Now this most irresponsible of American political figures is a kingmaker, and woe betide the Democratic Party that seeks to control this uncontrollable political parasite – who survives and thrives by fomenting and feeding off discord and division.

Case in point: Alan Hevesi. In 1997, he had said that he would not support Sharpton if the slanderer became the Democratic candidate for mayor. That stance was one of the reasons he was considered the front-runner early on. But then, early this year, he tried to suck up to Sharpton. He revealed himself as unprincipled and weak, and his campaign never recovered.

A Ferrer mayoralty cannot do well with Sharpton playing a major role. And he will. Oh, yes, he sure will.

Second culprit: The state Republican Party, which saw Bloomberg dollars floating down from the sky and enriching all who might be standing beneath with little nets. Not only did its officials essentially sell the party nomination to someone who is not a Republican, its chieftains actively blocked Herman Badillo from succeeding at his fund-raising efforts.

Consider what might have happened in the wake of Sept. 11 with Herman Badillo as the GOP nominee. He is the most experienced political figure in the city. He is a Democrat turned Republican. He was the first Puerto Rican elected to citywide office, and the first Puerto Rican in the House of Representatives.

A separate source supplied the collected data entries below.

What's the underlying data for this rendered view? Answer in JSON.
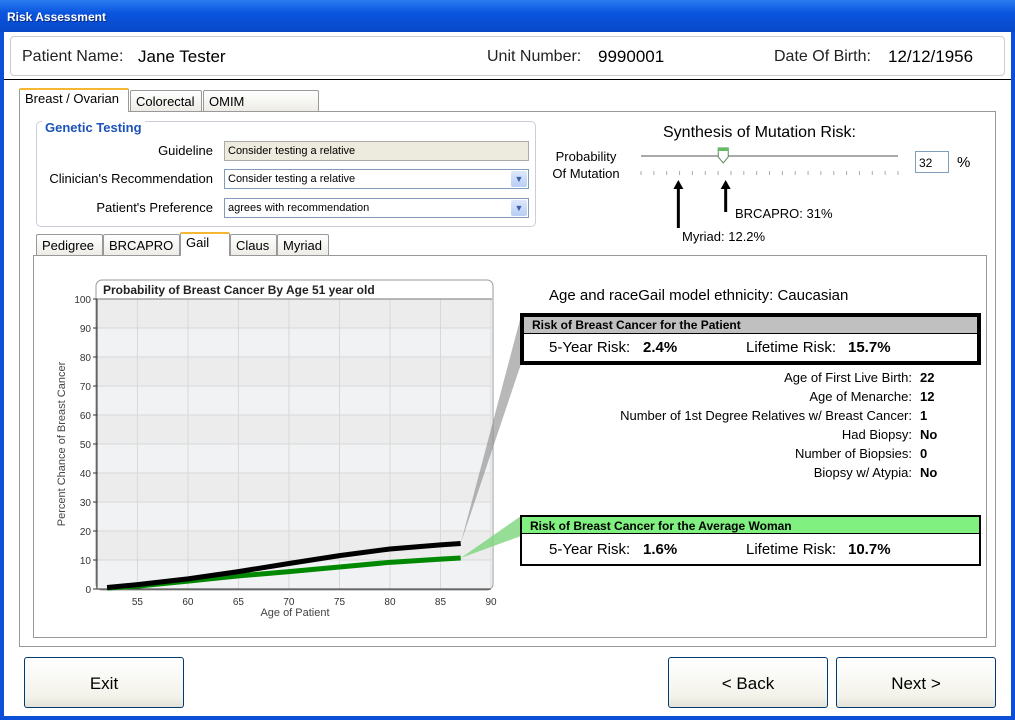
{
  "window": {
    "title": "Risk Assessment"
  },
  "patient": {
    "name_label": "Patient Name:",
    "name": "Jane Tester",
    "unit_label": "Unit Number:",
    "unit": "9990001",
    "dob_label": "Date Of Birth:",
    "dob": "12/12/1956"
  },
  "main_tabs": [
    {
      "label": "Breast / Ovarian",
      "active": true
    },
    {
      "label": "Colorectal"
    },
    {
      "label": "OMIM Syndromes"
    }
  ],
  "genetic_testing": {
    "title": "Genetic Testing",
    "guideline_label": "Guideline",
    "guideline": "Consider testing a relative",
    "clinician_label": "Clinician's Recommendation",
    "clinician": "Consider testing a relative",
    "preference_label": "Patient's Preference",
    "preference": "agrees with recommendation"
  },
  "synthesis": {
    "title": "Synthesis of Mutation Risk:",
    "prob_label_1": "Probability",
    "prob_label_2": "Of Mutation",
    "value": "32",
    "value_percent": 32,
    "unit": "%",
    "brcapro_label": "BRCAPRO: 31%",
    "brcapro_percent": 31,
    "myriad_label": "Myriad: 12.2%",
    "myriad_percent": 12.2
  },
  "sub_tabs": [
    {
      "label": "Pedigree"
    },
    {
      "label": "BRCAPRO"
    },
    {
      "label": "Gail",
      "active": true
    },
    {
      "label": "Claus"
    },
    {
      "label": "Myriad"
    }
  ],
  "gail": {
    "ethnicity": "Age and raceGail model ethnicity: Caucasian",
    "patient_box": {
      "title": "Risk of Breast Cancer for the Patient",
      "five_label": "5-Year Risk:",
      "five": "2.4%",
      "life_label": "Lifetime Risk:",
      "life": "15.7%"
    },
    "average_box": {
      "title": "Risk of Breast Cancer for the Average Woman",
      "five_label": "5-Year Risk:",
      "five": "1.6%",
      "life_label": "Lifetime Risk:",
      "life": "10.7%"
    },
    "factors": [
      {
        "label": "Age of First Live Birth:",
        "value": "22"
      },
      {
        "label": "Age of Menarche:",
        "value": "12"
      },
      {
        "label": "Number of 1st Degree Relatives w/ Breast Cancer:",
        "value": "1"
      },
      {
        "label": "Had Biopsy:",
        "value": "No"
      },
      {
        "label": "Number of Biopsies:",
        "value": "0"
      },
      {
        "label": "Biopsy w/ Atypia:",
        "value": "No"
      }
    ],
    "colors": {
      "patient": "#000000",
      "average": "#008800",
      "average_header": "#80f080",
      "patient_header": "#c0c0c0"
    }
  },
  "chart_data": {
    "type": "line",
    "title": "Probability of Breast Cancer By Age 51 year old",
    "xlabel": "Age of Patient",
    "ylabel": "Percent Chance of Breast Cancer",
    "xlim": [
      51,
      90
    ],
    "ylim": [
      0,
      100
    ],
    "xticks": [
      55,
      60,
      65,
      70,
      75,
      80,
      85,
      90
    ],
    "yticks": [
      0,
      10,
      20,
      30,
      40,
      50,
      60,
      70,
      80,
      90,
      100
    ],
    "grid": true,
    "x": [
      52,
      55,
      60,
      65,
      70,
      75,
      80,
      85,
      87
    ],
    "series": [
      {
        "color": "#000000",
        "values": [
          0.5,
          1.5,
          3.5,
          6,
          8.8,
          11.5,
          13.8,
          15.2,
          15.7
        ]
      },
      {
        "color": "#008800",
        "values": [
          0.3,
          1,
          2.7,
          4.5,
          6,
          7.6,
          9.2,
          10.3,
          10.7
        ]
      }
    ]
  },
  "buttons": {
    "exit": "Exit",
    "back": "< Back",
    "next": "Next >"
  }
}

He could have won. Bloomberg, the novice and dilettante, almost certainly can’t.

The third culprit is more general. It’s the general lack of seriousness about politics that dominated the landscape before Sept. 11.

The New York mayor’s race is cut from the same cloth as the race in Minnesota that ended up electing a wrestler as governor, or the race in Missouri last year in which a dead man was elected senator. It’s almost as though the public and civic leaders forgot that it really, really matters who governs.

Now, once again, we know it matters. But it’s probably too late for New York City.